When leaders employ so many persons in the dying days of an administration, superficially it may look great, especially with unemployment figures running very high, but in terms of the after effect of such and public good, it is the worst action to take, especially when weighed against the timing, vacancies and even ability of the entity to pay the workers› salaries as and when due. A new administration should have the added advantage of being able to technically assess her work and to take right decisions in line with what is discovered. If few days to go, a chief executive gives out contracts worth billions of naira and goes ahead to even pay the contractor, thereby promoting skeletal action just before handing over in few weeks, such would be a clear case of deliberate misjudgement, given the poor character prevalent in our politics. Moreover, intention to defraud may not be very far from the whole effort.
If the outgoing boss engages new political heads on the eve of vacating power that is pure wickedness. Inside the action is the obvious attempt to lay land mines, keep loyalists in strategic places, perhaps to enable the outgoing chief executive to keep a tab on the governance apparatus for possible political advantage. Such tardiness ought not to receive the support of anyone who means well for the larger society.
Effects of these acts are glaring for all who care to see. We are talking of the Oronsanye Report today which prescribes fusing of ministries and departments to curb duplication of functions and reduction in staffing. The genesis of what caused the mess is often never highlighted; the cause is found in the reckless midnight acts of departing chief executives, to be more specific – our presidents, governors and even local government chairmen. As things stand today the three tiers of government all over the country can›t pay salaries, pensions and gratuity.

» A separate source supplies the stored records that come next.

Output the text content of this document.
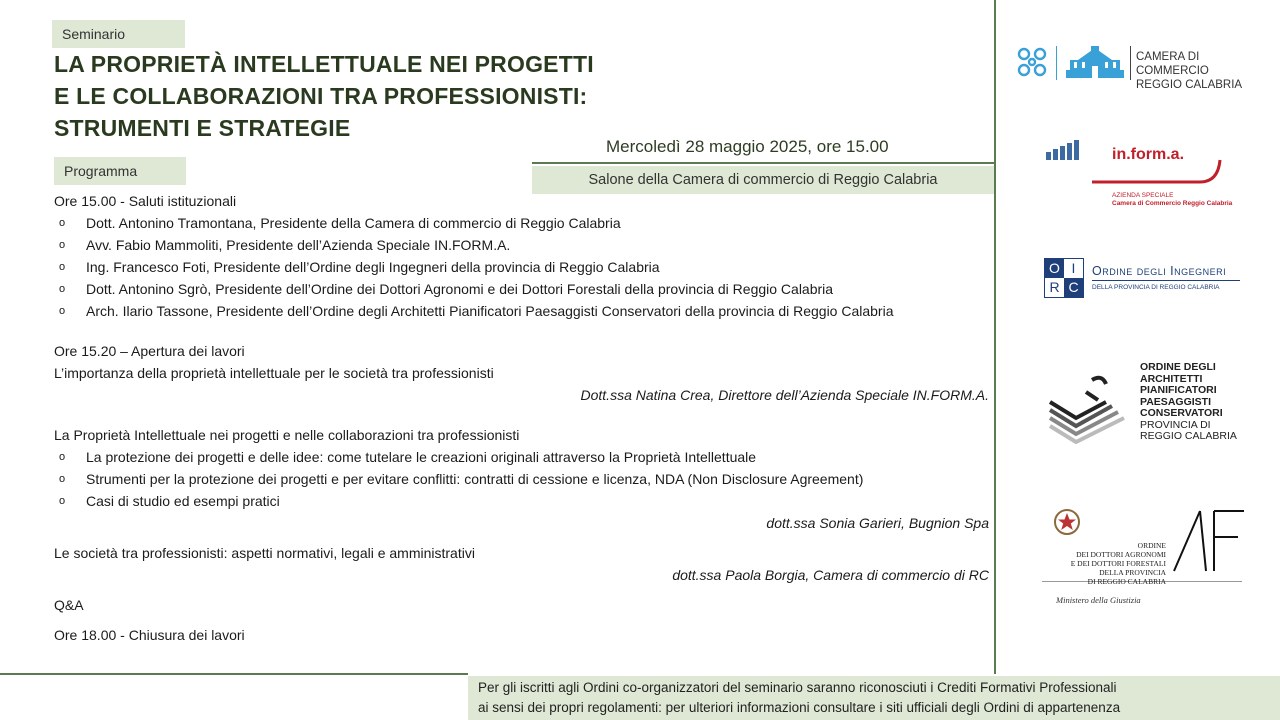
Seminario
LA PROPRIETÀ INTELLETTUALE NEI PROGETTI
E LE COLLABORAZIONI TRA PROFESSIONISTI:
STRUMENTI E STRATEGIE
Mercoledì 28 maggio 2025, ore 15.00
Salone della Camera di commercio di Reggio Calabria
Programma
Ore 15.00 - Saluti istituzionali
o Dott. Antonino Tramontana, Presidente della Camera di commercio di Reggio Calabria
o Avv. Fabio Mammoliti, Presidente dell’Azienda Speciale IN.FORM.A.
o Ing. Francesco Foti, Presidente dell’Ordine degli Ingegneri della provincia di Reggio Calabria
o Dott. Antonino Sgrò, Presidente dell’Ordine dei Dottori Agronomi e dei Dottori Forestali della provincia di Reggio Calabria
o Arch. Ilario Tassone, Presidente dell’Ordine degli Architetti Pianificatori Paesaggisti Conservatori della provincia di Reggio Calabria
Ore 15.20 – Apertura dei lavori
L’importanza della proprietà intellettuale per le società tra professionisti
Dott.ssa Natina Crea, Direttore dell’Azienda Speciale IN.FORM.A.
La Proprietà Intellettuale nei progetti e nelle collaborazioni tra professionisti
o La protezione dei progetti e delle idee: come tutelare le creazioni originali attraverso la Proprietà Intellettuale
o Strumenti per la protezione dei progetti e per evitare conflitti: contratti di cessione e licenza, NDA (Non Disclosure Agreement)
o Casi di studio ed esempi pratici
dott.ssa Sonia Garieri, Bugnion Spa
Le società tra professionisti: aspetti normativi, legali e amministrativi
dott.ssa Paola Borgia, Camera di commercio di RC
Q&A
Ore 18.00 - Chiusura dei lavori
Per gli iscritti agli Ordini co-organizzatori del seminario saranno riconosciuti i Crediti Formativi Professionali
ai sensi dei propri regolamenti: per ulteriori informazioni consultare i siti ufficiali degli Ordini di appartenenza
CAMERA DI COMMERCIO
REGGIO CALABRIA
in.form.a.
AZIENDA SPECIALE
Camera di Commercio Reggio Calabria
O I
R C
Ordine degli Ingegneri
DELLA PROVINCIA DI REGGIO CALABRIA
ORDINE DEGLI
ARCHITETTI
PIANIFICATORI
PAESAGGISTI
CONSERVATORI
PROVINCIA DI
REGGIO CALABRIA
ORDINE
DEI DOTTORI AGRONOMI
E DEI DOTTORI FORESTALI
DELLA PROVINCIA
DI REGGIO CALABRIA
Ministero della Giustizia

We all blame reduction in federal earnings, yet this is not really the main cause. Rather, it has more to do with bloated workforce employed without scientific basis for it.
Truth of the matter is that the kind of issues Governor Adeleke began to handle few minutes after he was sworn-in ought not to happen if our leaders were, as should be expected, true graduates of history. They would have before now seen the futility of walking this path given terrible consequences, we have had doing same thing over and over again in the past. Many talk so much about law, yes legislation as important as it, all good human conduct cannot be the product legalism, else such a document would be so voluminous it becomes a burden on its own.

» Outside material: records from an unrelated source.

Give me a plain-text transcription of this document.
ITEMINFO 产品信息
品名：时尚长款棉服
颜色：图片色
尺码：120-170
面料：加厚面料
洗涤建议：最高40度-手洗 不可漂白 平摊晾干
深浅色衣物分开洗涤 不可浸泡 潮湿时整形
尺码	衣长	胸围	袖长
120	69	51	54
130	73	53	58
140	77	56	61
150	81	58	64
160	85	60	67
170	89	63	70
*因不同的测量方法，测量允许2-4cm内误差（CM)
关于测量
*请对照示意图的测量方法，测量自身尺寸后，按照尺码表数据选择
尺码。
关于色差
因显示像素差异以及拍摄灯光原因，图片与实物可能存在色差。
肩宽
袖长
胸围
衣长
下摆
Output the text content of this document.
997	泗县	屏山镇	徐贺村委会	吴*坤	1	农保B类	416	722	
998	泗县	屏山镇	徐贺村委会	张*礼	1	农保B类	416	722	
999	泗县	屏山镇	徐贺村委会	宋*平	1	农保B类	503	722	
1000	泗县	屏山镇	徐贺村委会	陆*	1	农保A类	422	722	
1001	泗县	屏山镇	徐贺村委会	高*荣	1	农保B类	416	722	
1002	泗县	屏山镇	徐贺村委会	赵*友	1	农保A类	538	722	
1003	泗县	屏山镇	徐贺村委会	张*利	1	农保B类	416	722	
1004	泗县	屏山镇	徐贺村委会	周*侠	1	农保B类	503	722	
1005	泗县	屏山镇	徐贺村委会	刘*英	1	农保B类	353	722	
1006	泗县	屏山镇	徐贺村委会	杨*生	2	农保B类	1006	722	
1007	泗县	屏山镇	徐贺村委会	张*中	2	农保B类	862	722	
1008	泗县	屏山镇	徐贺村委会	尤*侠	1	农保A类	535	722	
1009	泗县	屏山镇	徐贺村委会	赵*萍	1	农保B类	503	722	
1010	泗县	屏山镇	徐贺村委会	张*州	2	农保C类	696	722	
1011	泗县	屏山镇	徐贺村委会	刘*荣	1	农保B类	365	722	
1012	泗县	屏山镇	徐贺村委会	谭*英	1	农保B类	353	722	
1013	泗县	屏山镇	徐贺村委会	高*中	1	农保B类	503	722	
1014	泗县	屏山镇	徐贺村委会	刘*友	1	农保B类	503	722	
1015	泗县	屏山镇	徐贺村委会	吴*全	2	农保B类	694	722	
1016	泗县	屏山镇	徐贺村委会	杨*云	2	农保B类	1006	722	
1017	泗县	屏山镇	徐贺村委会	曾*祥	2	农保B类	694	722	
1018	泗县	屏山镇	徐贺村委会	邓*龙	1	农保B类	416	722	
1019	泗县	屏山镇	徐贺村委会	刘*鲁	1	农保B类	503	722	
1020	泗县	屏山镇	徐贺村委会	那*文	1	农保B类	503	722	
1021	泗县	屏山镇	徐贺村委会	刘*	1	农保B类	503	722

What obtains where good reason reigns is leaders apply self-restraint, including great introspection, especially when the matters at stake are about the well-being of society and of course public good. Once elections are done with, the outgoing administration becomes a lame duck. Except for very strategic developments, the remaining period is dedicated to tidying up and writing detailed handover notes so the incoming administration could have a smooth take off.
Some of us believe that some discomforting kinds of state malfeasance would require special solutions to deal with. There may be need to have a law which will make elected officials vacate office six months to the next election. This suggestion will end the penchant of the ruling party to abuse the instruments of power, state funds and facilities for electoral purposes. It is not the practice anywhere else but nothing says our country can›t make valuable contributions to world civilization.
Good can also proceed out of Nazareth. Yes, it can. For Governor Adeleke, I say kudos, but it is important he stops at this point and begins to demonstrate newness by initiating road constructions, new hospitals, urban renewal, education rehabilitation, mechanized farming and industrialisation, those are where the task lies. The people want fresh vision not acrimony. Muscle flexing muddles the atmosphere for all.